Since the turn of the new century, cuteness has become an increasingly dominant force in global culture. This panel considers how cute or kawaii mascots (kyara) are used as an affective mode of communication, critique and even revolution. Western scholars tend to conceive cuteness as manipulating and oppressive: a force that appeals to our sadistic urge to possess and control cute objects. However, the subversive potential of cuteness remains under researched. This panel, chaired by Joshua Paul Dale, presents three papers that explore the use of cute kyara as a means of communication operating through an affective ‘structure of feeling’ that may support or subvert the operation of power.
Debra J. Occhi’s paper “Kyaraben (Character Bento): The Cutesification of Japanese Food in and beyond the Lunchbox” explores how the recent boom in cute characters (kyara) has permeated Japanese popular aesthetics. Kyara-shaped foods have become an arena for communication beyond the bento’s original symbolic value. The award-winning Belgian film Bento Monogatari [Lunchbox Story] (Dirkx 2010) even employed these qualities attributed to the Japanese lunchbox in the context of global flow in Belgium. Kyaraben enjoy global attention, whether appreciated as an art form or contested as excessive.
Joshua Paul Dale’s paper “‘Edgy Cute’ in the Works of Sputniko! and Rokudenashiko” explores cuteness in the works of two artists.

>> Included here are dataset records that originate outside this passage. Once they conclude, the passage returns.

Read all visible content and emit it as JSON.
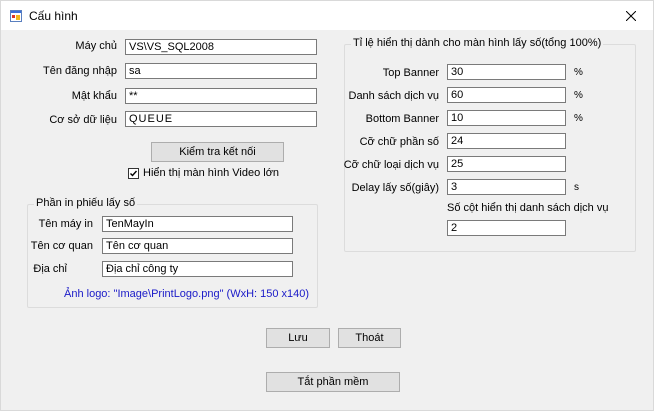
{
  "window": {
    "title": "Cấu hình"
  },
  "server": {
    "server_label": "Máy chủ",
    "server_value": "VS\\VS_SQL2008",
    "username_label": "Tên đăng nhập",
    "username_value": "sa",
    "password_label": "Mật khẩu",
    "password_value": "**",
    "database_label": "Cơ sở dữ liệu",
    "database_value": "QUEUE",
    "test_button": "Kiểm tra kết nối",
    "video_checkbox_label": "Hiển thị màn hình Video lớn",
    "video_checked": true
  },
  "print": {
    "group_title": "Phần in phiếu lấy số",
    "printer_label": "Tên máy in",
    "printer_value": "TenMayIn",
    "agency_label": "Tên cơ quan",
    "agency_value": "Tên cơ quan",
    "address_label": "Địa chỉ",
    "address_value": "Địa chỉ công ty",
    "logo_note": "Ảnh logo: \"Image\\PrintLogo.png\"  (WxH:  150 x140)"
  },
  "ratio": {
    "group_title": "Tỉ lệ hiển thị dành cho màn hình lấy số(tổng 100%)",
    "top_banner_label": "Top Banner",
    "top_banner_value": "30",
    "service_list_label": "Danh sách dịch vụ",
    "service_list_value": "60",
    "bottom_banner_label": "Bottom Banner",
    "bottom_banner_value": "10",
    "percent_unit": "%",
    "number_font_label": "Cỡ chữ phần số",
    "number_font_value": "24",
    "service_font_label": "Cỡ chữ loại dịch vụ",
    "service_font_value": "25",
    "delay_label": "Delay lấy số(giây)",
    "delay_value": "3",
    "seconds_unit": "s",
    "columns_label": "Số cột hiển thị danh sách dịch vụ",
    "columns_value": "2"
  },
  "actions": {
    "save": "Lưu",
    "exit": "Thoát",
    "shutdown": "Tắt phần mềm"
  }
}
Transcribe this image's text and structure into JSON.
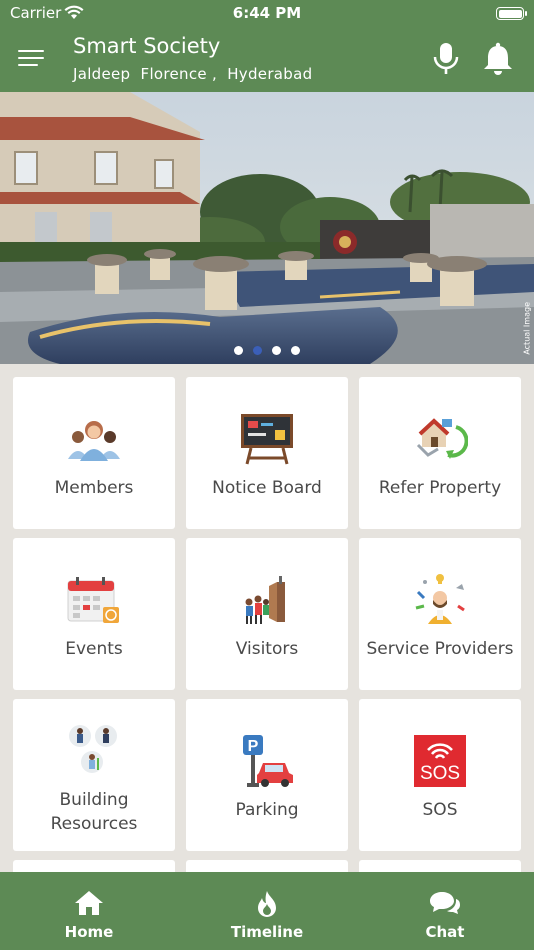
{
  "status_bar": {
    "carrier": "Carrier",
    "time": "6:44 PM"
  },
  "header": {
    "title": "Smart Society",
    "subtitle": "Jaldeep  Florence ,  Hyderabad",
    "menu_icon": "hamburger-icon",
    "mic_icon": "microphone-icon",
    "bell_icon": "bell-icon"
  },
  "banner": {
    "caption": "Actual Image",
    "slide_count": 4,
    "active_slide": 2
  },
  "tiles": [
    {
      "label": "Members",
      "icon": "members-icon"
    },
    {
      "label": "Notice Board",
      "icon": "notice-board-icon"
    },
    {
      "label": "Refer Property",
      "icon": "refer-property-icon"
    },
    {
      "label": "Events",
      "icon": "calendar-icon"
    },
    {
      "label": "Visitors",
      "icon": "visitors-icon"
    },
    {
      "label": "Service Providers",
      "icon": "service-providers-icon"
    },
    {
      "label_line1": "Building",
      "label_line2": "Resources",
      "icon": "building-resources-icon"
    },
    {
      "label": "Parking",
      "icon": "parking-icon"
    },
    {
      "label": "SOS",
      "icon": "sos-icon",
      "badge_text": "SOS"
    }
  ],
  "tab_bar": {
    "tabs": [
      {
        "label": "Home",
        "icon": "home-icon"
      },
      {
        "label": "Timeline",
        "icon": "flame-icon"
      },
      {
        "label": "Chat",
        "icon": "chat-icon"
      }
    ]
  },
  "colors": {
    "primary": "#5d8a55",
    "background": "#e6e3de",
    "tile": "#ffffff",
    "label": "#4a4a4a",
    "sos_red": "#e02a30",
    "dot_active": "#3b5fb8"
  }
}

Sputniko!’s multimedia works comprise include the artist herself as a kyara in a calculated attempt at a feminist intervention into Japan’s popular kawaii culture. Rokudenashiko, the so-called “vagina artist,” was arrested in Japan on obscenity charges for artworks based on molds or scans of her own vagina. Rokudenashiko’s most recent creation is a kyara called “Manko-chan,” designed after her arrest. This cute kyara subverts authority by challenging the lapses and gaps in authoritarian institutions and their expressions of power.

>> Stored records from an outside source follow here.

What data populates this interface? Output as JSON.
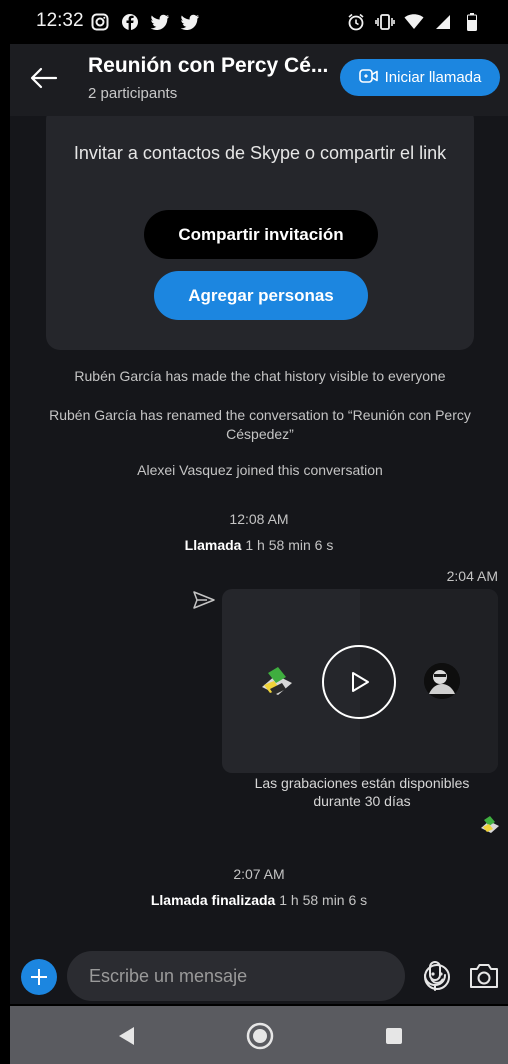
{
  "status_bar": {
    "time": "12:32",
    "left_icons": [
      "instagram-icon",
      "facebook-icon",
      "twitter-icon",
      "twitter-icon"
    ],
    "right_icons": [
      "alarm-icon",
      "vibrate-icon",
      "wifi-icon",
      "signal-icon",
      "battery-icon"
    ]
  },
  "header": {
    "title": "Reunión con Percy Cé...",
    "subtitle": "2 participants",
    "call_button_label": "Iniciar llamada"
  },
  "invite_card": {
    "text": "Invitar a contactos de Skype o compartir el link",
    "share_button_label": "Compartir invitación",
    "add_button_label": "Agregar personas"
  },
  "messages": {
    "sys1": "Rubén García has made the chat history visible to everyone",
    "sys2": "Rubén García has renamed the conversation to “Reunión con Percy Céspedez”",
    "sys3": "Alexei Vasquez joined this conversation",
    "call1_time": "12:08 AM",
    "call1_label": "Llamada",
    "call1_duration": "1 h 58 min 6 s",
    "recording_time": "2:04 AM",
    "recording_caption": "Las grabaciones están disponibles durante 30 días",
    "call2_time": "2:07 AM",
    "call2_label": "Llamada finalizada",
    "call2_duration": "1 h 58 min 6 s"
  },
  "composer": {
    "placeholder": "Escribe un mensaje"
  },
  "colors": {
    "accent": "#1c86e0",
    "background": "#15161a",
    "card": "#25262b"
  }
}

Finally, in her paper “Creating a Kinder World: The Revolutionary Potential of Cuteness,” Ingeborg Hasselgren explores how left-wing and queer-feminist activist groups based in Sweden re-appropriate globally recognized kyara like Pusheen the cat in order to create safe spaces away from heterosexist, capitalist culture. By couching their critique in a soft, appealing “cute package,” they employ cuteness to mock representatives of patriarchal society such as the police and establishment politicians. In addition, these groups use cuteness as a way of overcoming internal controversies and factionalism within their communities. These activists thus re-conceptualize cuteness as an open-minded, kind attitude that may help them to create a more tolerant and accepting world.